# Subspace topology in $R$

I am new to topology and I want to understand this example from wikipedia about subspace topology.

The example is:

Let $S = [0, 1)$ be a subspace of the real line $R$. Then $[0, 1/2)$ is open in $S$ but not in $R$. Likewise $[½, 1)$ is closed in $S$ but not in $R$. $S$ is both open and closed as a subset of itself but not as a subset of $R$.

I cannot understand the part where it says:

Likewise $[½, 1)$ is closed in $S$ but not in $R$.

Does the phrase mean the it is closed in $S$ but open in $R$? I hope someone can help me understand it better.

Thank you.

• No, the phrase does not imply that $[1/2,1)$ is open in $\mathbb{R}$. Just to make sure that you understand, there are sets which are neither open nor closed in $\mathbb{R}$. Hence, a set which is not closed does not have to be open. And vice versa. Mar 22 '15 at 8:18
• I understand now. Thanks a lot. Mar 22 '15 at 8:30

## 3 Answers

Usee the fact that

Let $Y$ be a subspace of a topological space $X$. Then a set $A$ is closed in $Y$ if and only if it equals the intersection of a closed set of $X$ with $Y$.

Clearly $[\frac{1}{2},1)=[\frac{1}{2},1]\cap S$ is the intersection of a closed subset of $\Bbb R$ with $S$ and so $[\frac{1}{2},1)$ is closed in $S$. But $[\frac{1}{2},1)$ is not closed in $\Bbb R$ as $1$ is the limit point of that set which do not belong to that set (or, the complement $\Bbb R\setminus [\frac{1}{2},1)=(-\infty,\frac{1}{2})\cup[1,\infty)$ is not open in $\Bbb R$).

• Thank you very much for your help Mar 22 '15 at 8:29

A set is said to be open if its complement is closed and vice versa.
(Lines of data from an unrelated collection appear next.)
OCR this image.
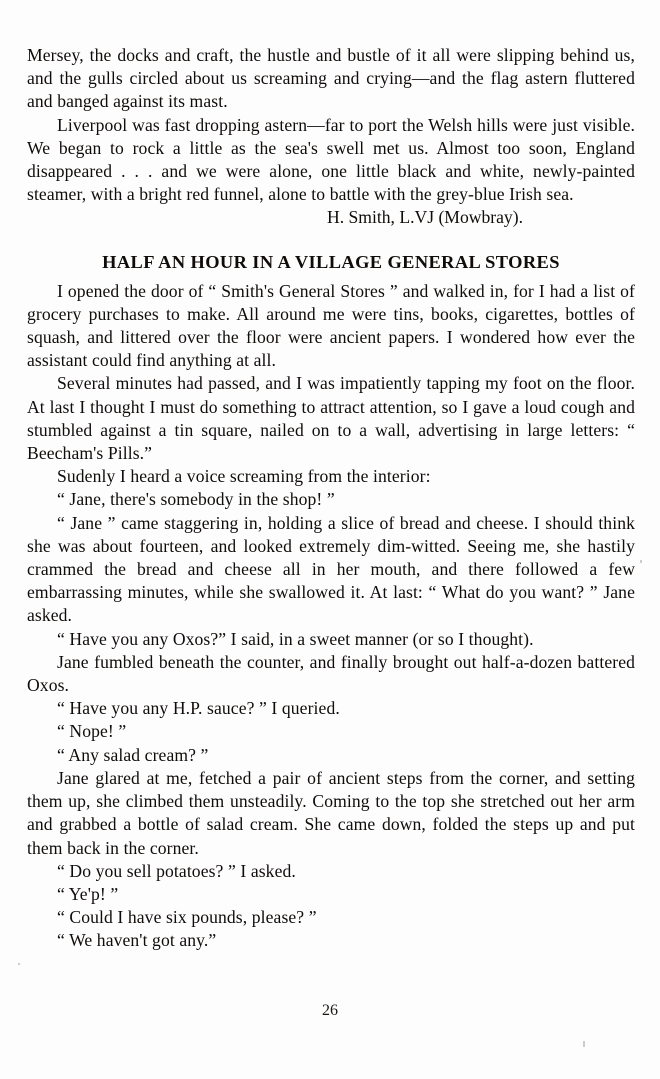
Mersey, the docks and craft, the hustle and bustle of it all were slipping behind us, and the gulls circled about us screaming and crying—and the flag astern fluttered and banged against its mast.

Liverpool was fast dropping astern—far to port the Welsh hills were just visible. We began to rock a little as the sea's swell met us. Almost too soon, England disappeared . . . and we were alone, one little black and white, newly-painted steamer, with a bright red funnel, alone to battle with the grey-blue Irish sea.

H. Smith, L.VJ (Mowbray).
HALF AN HOUR IN A VILLAGE GENERAL STORES

I opened the door of “ Smith's General Stores ” and walked in, for I had a list of grocery purchases to make. All around me were tins, books, cigarettes, bottles of squash, and littered over the floor were ancient papers. I wondered how ever the assistant could find anything at all.

Several minutes had passed, and I was impatiently tapping my foot on the floor. At last I thought I must do something to attract attention, so I gave a loud cough and stumbled against a tin square, nailed on to a wall, advertising in large letters: “ Beecham's Pills.”

Sudenly I heard a voice screaming from the interior:

“ Jane, there's somebody in the shop! ”

“ Jane ” came staggering in, holding a slice of bread and cheese. I should think she was about fourteen, and looked extremely dim-witted. Seeing me, she hastily crammed the bread and cheese all in her mouth, and there followed a few embarrassing minutes, while she swallowed it. At last: “ What do you want? ” Jane asked.

“ Have you any Oxos?” I said, in a sweet manner (or so I thought).

Jane fumbled beneath the counter, and finally brought out half-a-dozen battered Oxos.

“ Have you any H.P. sauce? ” I queried.

“ Nope! ”

“ Any salad cream? ”

Jane glared at me, fetched a pair of ancient steps from the corner, and setting them up, she climbed them unsteadily. Coming to the top she stretched out her arm and grabbed a bottle of salad cream. She came down, folded the steps up and put them back in the corner.

“ Do you sell potatoes? ” I asked.

“ Ye'p! ”

“ Could I have six pounds, please? ”

“ We haven't got any.”

26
So if we consider $S\setminus [\dfrac{1}{2},1)$ then

$S\setminus [\dfrac{1}{2},1)=[0,\dfrac{1}{2})$ which is open in $S$. Hence $[\dfrac{1}{2},1)$ is closed in $S$. But this set is not closed in $\mathbb{R}$ because $\mathbb{R}\setminus[\dfrac{1}{2},1)=(-\infty,\dfrac{1}{2})\cup[1,\infty)$.

Consider $S\setminus [1/2,1)$. $S\setminus [1/2,1)=[0,1/2)$ is open in $S$. So $[1/2,1)$ is closed in $S$ (since complement of $[1/2,1)$ in $S$ is open in $S$). But $[1/2,1)$ is not closed in $\mathbb{R}$ since $1$ is a limit point of $[1/2,1)$ and $1\notin [1/2,1)$.